Culling together the 13-person staff, which included a three-headed hitting team of Donnie Ecker, Justin Viele and Dustin Lind who presided over a remarkable hitting upturn, was an “unbelievable job” by Kapler, Zaidi said. Both faces of the organization, the president and manager, appeared at the exit interview, the club moving toward its future with those two entrenched for reasons beyond Kapler’s in-game managing.

The hitting trio enabled the offense to go from the third least runs scored to the eighth most in baseball without the personnel overhaul that would be expected. The pitching group, led by Andrew Bailey in the dugout and Brian Bannister’s voice from afar, got plenty out of the arsenals of Kevin Gausman and Drew Smyly, though perhaps should be most commended for navigating the group through pauses and start-ups and short camp 2.0 without nearly as much elbow and shoulder injuries as other teams absorbed, Jeff Samardzija the exception. The infield defense under Kai Correa improved as the season went on, Brandon Crawford standing out particularly as a player whose metrics were far kinder in 2020 than 2019.

The club’s core went mostly untouched — the Brandons were back, Buster Posey will be back, Evan Longoria manned third. And yet the results, a hitting-led team that played 60 meaningful games if not a postseason one, improved.

“It was definitely different just from having kind of the same group for so many years,” said Crawford, who had played under Bochy since 2011. “So it was just different from that perspective and just having different coaches, different philosophies and stuff like that.

“But I mean, I think a lot of it worked. You look at what our team did this year and how nobody really expected that.”

It is a lot of praise for a manager and a staff who had to succeed not just a Hall of Famer but a staple of the community, and there are pockets of Giants fans who will not accept Kapler because of his predecessor, because of his role in mishandling an assault allegation involving Dodgers minor leaguers or because of the advanced analytics he relies heavily upon.
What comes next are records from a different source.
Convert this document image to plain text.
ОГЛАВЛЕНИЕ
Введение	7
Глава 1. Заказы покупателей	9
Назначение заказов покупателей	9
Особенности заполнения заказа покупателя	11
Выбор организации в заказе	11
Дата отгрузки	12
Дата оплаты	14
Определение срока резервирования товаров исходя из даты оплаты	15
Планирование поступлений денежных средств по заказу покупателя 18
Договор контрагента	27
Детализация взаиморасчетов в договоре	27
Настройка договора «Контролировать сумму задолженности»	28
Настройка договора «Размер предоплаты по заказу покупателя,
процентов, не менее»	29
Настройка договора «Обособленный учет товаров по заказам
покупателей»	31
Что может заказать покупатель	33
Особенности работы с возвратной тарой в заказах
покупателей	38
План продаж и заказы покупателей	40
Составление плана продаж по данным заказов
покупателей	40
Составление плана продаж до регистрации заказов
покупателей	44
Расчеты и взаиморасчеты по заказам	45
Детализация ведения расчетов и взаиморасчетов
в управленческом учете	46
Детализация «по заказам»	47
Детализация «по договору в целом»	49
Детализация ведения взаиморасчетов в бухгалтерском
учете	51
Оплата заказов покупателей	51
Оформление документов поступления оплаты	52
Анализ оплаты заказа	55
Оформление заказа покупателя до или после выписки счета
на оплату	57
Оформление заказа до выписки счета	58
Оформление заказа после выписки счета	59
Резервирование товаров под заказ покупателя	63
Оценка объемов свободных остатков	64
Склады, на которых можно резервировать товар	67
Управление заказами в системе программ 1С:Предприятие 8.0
But, as Crawford said, it worked.

“Let’s face it,” Zaidi said after the club finished 29-31, the same as the playoff-bound Brewers, “We started this year without a lot of expectations of how competitive we’d be.”

The in-game managing, as much as the move Friday night to stick with Sam Coonrod will linger, also worked. Kapler found roles, if less-traditional ones, for relievers who mostly lacked resumes. A bullpen that, through Aug. 16, posted the second worst ERA in baseball (6.52) became the best bullpen in MLB in the last six weeks with a 2.60 ERA.
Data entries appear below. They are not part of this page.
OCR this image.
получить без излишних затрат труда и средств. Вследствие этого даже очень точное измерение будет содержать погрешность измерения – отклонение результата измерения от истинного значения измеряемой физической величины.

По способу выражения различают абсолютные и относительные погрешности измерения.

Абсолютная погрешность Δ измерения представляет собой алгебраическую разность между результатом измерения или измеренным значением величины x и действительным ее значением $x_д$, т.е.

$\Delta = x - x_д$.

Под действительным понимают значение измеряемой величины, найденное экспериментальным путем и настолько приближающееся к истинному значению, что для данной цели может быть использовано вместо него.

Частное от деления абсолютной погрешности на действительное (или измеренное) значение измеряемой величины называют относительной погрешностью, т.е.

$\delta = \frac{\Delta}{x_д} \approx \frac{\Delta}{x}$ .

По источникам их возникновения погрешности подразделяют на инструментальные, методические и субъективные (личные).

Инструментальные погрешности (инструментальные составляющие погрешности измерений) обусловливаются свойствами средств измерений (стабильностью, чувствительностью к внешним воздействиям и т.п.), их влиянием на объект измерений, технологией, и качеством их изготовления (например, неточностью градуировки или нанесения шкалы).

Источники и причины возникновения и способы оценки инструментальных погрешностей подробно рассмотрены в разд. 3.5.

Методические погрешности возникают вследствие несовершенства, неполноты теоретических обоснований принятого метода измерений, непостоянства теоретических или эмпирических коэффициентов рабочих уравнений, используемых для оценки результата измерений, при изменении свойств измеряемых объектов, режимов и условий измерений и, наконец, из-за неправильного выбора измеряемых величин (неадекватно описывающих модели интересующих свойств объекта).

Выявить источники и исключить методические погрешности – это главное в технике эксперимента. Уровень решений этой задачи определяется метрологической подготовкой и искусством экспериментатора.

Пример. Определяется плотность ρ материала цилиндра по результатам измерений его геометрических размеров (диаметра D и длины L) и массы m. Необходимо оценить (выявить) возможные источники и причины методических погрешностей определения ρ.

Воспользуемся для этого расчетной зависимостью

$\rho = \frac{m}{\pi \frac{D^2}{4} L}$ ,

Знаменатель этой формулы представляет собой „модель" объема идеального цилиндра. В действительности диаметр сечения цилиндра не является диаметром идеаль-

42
Offensively, Kapler found advantages with any at-bat he could, employing plenty of platoons but being open to change when hitters (like Donovan Solano, Wilmer Flores and Brandon Belt) showed they couldn’t be removed from lineups regardless of who the opposing starting pitcher was.

“I thought Gabe did a great job with the in-game managing as well,” said Zaidi, who upped the Giants’ 2021 expectations from progress to playoffs. “We’ve talked about how this was a roster that required some proactive management, required sort of matching up at certain times. We didn’t have starters working deep into games. He had to patch together, with Andrew Bailey working together with him, a lot of games where we had to get nine, 12, 15 outs out of the bullpen. And that’s really hard to do.

“To be up to those challenges in so many ways and get us right up to the brink, in a way that exceeded expectations — personally, I’m really proud of the job that he did and from a professional standpoint, I know a lot of people across the organization are really grateful to have him in this role as manager.”

Include Larry Baer among those grateful.

“A lot of positive feeling about the direction we’re going and a lot to build on going forward,” the CEO said over Zoom. “So really a big step forward to 2020 with all the obstacles, all the challenges that we all know about. But a good basis for 2021 on the field.”